Plano de paisagem cultural
Introdução
Em geral
A paisagem cultural é um termo utilizado nas áreas de geografia, ecologia e estudos patrimoniais, para descrever uma simbiose entre a atividade humana e o meio ambiente. De acordo com a definição do Comitê do Patrimônio Mundial, são “bens culturais [que] representam as obras combinadas da natureza e do homem” e são divididos em três categorias principais:[1].
Desenvolvimento
O conceito de paisagens culturais pode ser encontrado na tradição europeia de pintura de paisagem.[3] A partir do século, muitos artistas europeus pintaram paisagens (possivelmente graças à influência da China)[4] em nome das pessoas, reduzindo as pessoas nas suas pinturas a figuras subsumidas em paisagens mais amplas e regionalmente específicas.[5].
A própria palavra inglesa para "paisagem", paisagem, combina land (terra, país) com um verbo de origem germânica, scapjan/schaffen para significar literalmente "terras moldadas".[6] As terras foram então consideradas moldadas por forças naturais, e os detalhes únicos de tais landshaffen (terras moldadas) tornaram-se tema de pinturas de paisagens.

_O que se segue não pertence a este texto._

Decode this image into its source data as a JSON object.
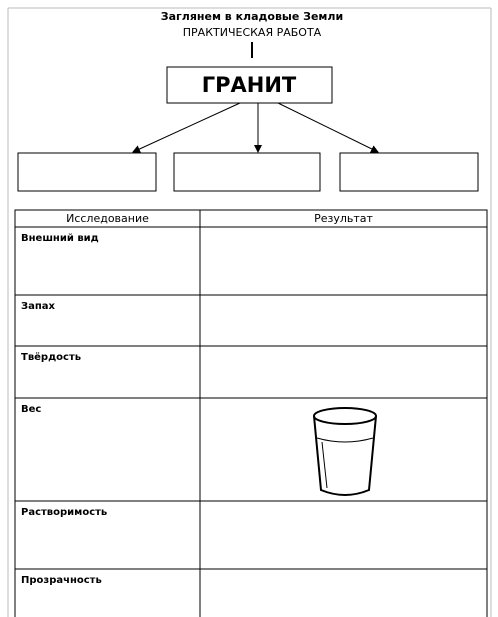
{
  "header": {
    "title": "Заглянем в кладовые Земли",
    "subtitle": "ПРАКТИЧЕСКАЯ РАБОТА"
  },
  "diagram": {
    "main": "ГРАНИТ"
  },
  "table": {
    "columns": [
      "Исследование",
      "Результат"
    ],
    "rows": [
      "Внешний вид",
      "Запах",
      "Твёрдость",
      "Вес",
      "Растворимость",
      "Прозрачность"
    ]
  }
}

O geógrafo Otto Schlüter é creditado por ter usado formalmente "paisagem cultural" como termo acadêmico na virada do século.[7] Em 1908, Schlüter argumentou que ao definir a geografia como Landschaftskunde (ciência da paisagem), isso daria à geografia um tema lógico compartilhado por nenhuma outra disciplina. mudanças induzidas pelo homem e a Kulturlandschaft (paisagem cultural), uma paisagem criada pela cultura humana. A principal tarefa da geografia era traçar as mudanças nessas duas paisagens.[9].
Foi Carl O. Sauer, um geógrafo humano, quem provavelmente foi o mais influente na promoção e desenvolvimento da ideia de paisagens culturais. Sauer estava determinado a enfatizar a atuação da cultura como uma força na formação das características visíveis da superfície da Terra em áreas delimitadas. Dentro de sua definição, o ambiente físico mantém um significado central, como um meio com e através do qual as culturas humanas agem.[11] Sua definição clássica de paisagem cultural é a seguinte:[9].
Desde a primeira utilização formal do termo por Schlüter e a efetiva promoção da ideia por Sauer, o conceito de paisagens culturais tem sido utilizado, aplicado, debatido, desenvolvido e refinado de diversas maneiras na academia. Na década de 1950, por exemplo, J. B. Jackson e sua publicação Landscape influenciaram uma geração de estudiosos americanos, incluindo os historiadores da arquitetura Denise Scott Brown e Gwendolyn Wright.[12].